For me the shock has come because of possession. I consider myself one of the most possessive people I know. So being described as “giving” has put me in the ironic position of justifying a weakness. Not a sin – for me that is pride – totally different subject.

If you also take into account (and I do!) that I don’t know what jealousy is, being possessive is an even bigger headache. So let’s analyze a bit.

I can give provided one of two things happen: one, I retain the object as such (loaning it to others for the duration) – like giving them a copy of a book I have read, enjoyed and considered appropriate; advice is another such object, so is expertise. Two, by giving I get even more in return – a present, for example, or the end of an irritation.

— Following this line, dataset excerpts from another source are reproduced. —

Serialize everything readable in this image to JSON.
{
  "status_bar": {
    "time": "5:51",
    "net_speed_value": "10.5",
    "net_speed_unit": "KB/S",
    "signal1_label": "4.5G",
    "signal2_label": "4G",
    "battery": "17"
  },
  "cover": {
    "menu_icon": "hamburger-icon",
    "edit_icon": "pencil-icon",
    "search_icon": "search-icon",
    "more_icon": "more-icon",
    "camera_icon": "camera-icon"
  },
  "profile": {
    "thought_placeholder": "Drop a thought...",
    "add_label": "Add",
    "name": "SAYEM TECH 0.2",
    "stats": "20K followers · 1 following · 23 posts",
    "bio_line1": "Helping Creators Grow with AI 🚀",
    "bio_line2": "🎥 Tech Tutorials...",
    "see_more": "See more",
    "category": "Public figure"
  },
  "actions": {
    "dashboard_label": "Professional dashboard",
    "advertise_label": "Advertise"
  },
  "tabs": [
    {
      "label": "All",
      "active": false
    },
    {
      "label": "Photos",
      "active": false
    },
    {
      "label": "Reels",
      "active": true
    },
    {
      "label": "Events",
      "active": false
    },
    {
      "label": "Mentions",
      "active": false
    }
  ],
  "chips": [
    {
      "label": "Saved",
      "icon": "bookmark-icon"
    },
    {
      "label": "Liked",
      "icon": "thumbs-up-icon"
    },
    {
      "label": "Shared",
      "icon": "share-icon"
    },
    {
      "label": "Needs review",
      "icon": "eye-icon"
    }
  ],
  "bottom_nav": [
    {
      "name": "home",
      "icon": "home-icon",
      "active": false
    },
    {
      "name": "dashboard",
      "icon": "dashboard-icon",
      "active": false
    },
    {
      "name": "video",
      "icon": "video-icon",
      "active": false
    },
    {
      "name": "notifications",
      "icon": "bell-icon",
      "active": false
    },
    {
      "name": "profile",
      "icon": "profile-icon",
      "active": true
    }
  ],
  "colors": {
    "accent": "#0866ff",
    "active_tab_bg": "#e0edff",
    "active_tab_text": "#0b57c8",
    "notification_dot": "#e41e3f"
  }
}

I can give even if those two things cannot happen, compelled by love – that is a gift, therefore wasn’t mine to begin with. Haven’t you been in love, and found the absolutely perfect gift? Even if you paid for it, did you ever consider it yours? Or were you just a conduit, helping the rightful owner take possession?

But then we have to define possession: have, own, control. Both in object and in spirit. Therefore it is by default something that is separate from you. Not only the object/spirit you possess, but the actual possession (An act? A state? A fact?). A more schizoid explanation of the separation of body, mind, spirit etc. I do not know! Think about it… you control yourself, don’t you? So you, yourself and the control exerted are three separate entities. Mad, innit?

But that separateness leads to questions like “what do you have? What do you control? And mind you, how do you do that?”

The clothes on my back, the salary I draw, the bed I sleep in… changeable. Childhood mementoes – more difficult to give. Ourselves or the people around us – let’s not joke about it!

So the giving is not so much of an object, although they are a start – and the easiest.

It is in the relationships where we have so much trouble giving. Managing expectations, so to speak.

I consider the people I love to be entitled to what I have to give, objects, advice, time, suppport etc. It is therefore my privilege to give so that everything should be normal. Note, it is not a prerogative. Nor can I lose. That object, the perfect gift, I cannot give it to anyone else. How could I say “I love you” if I am not prepared to share the time and the memories? We only ever should count at the end of a relationship.

Fingers crossed, it would have been worth it!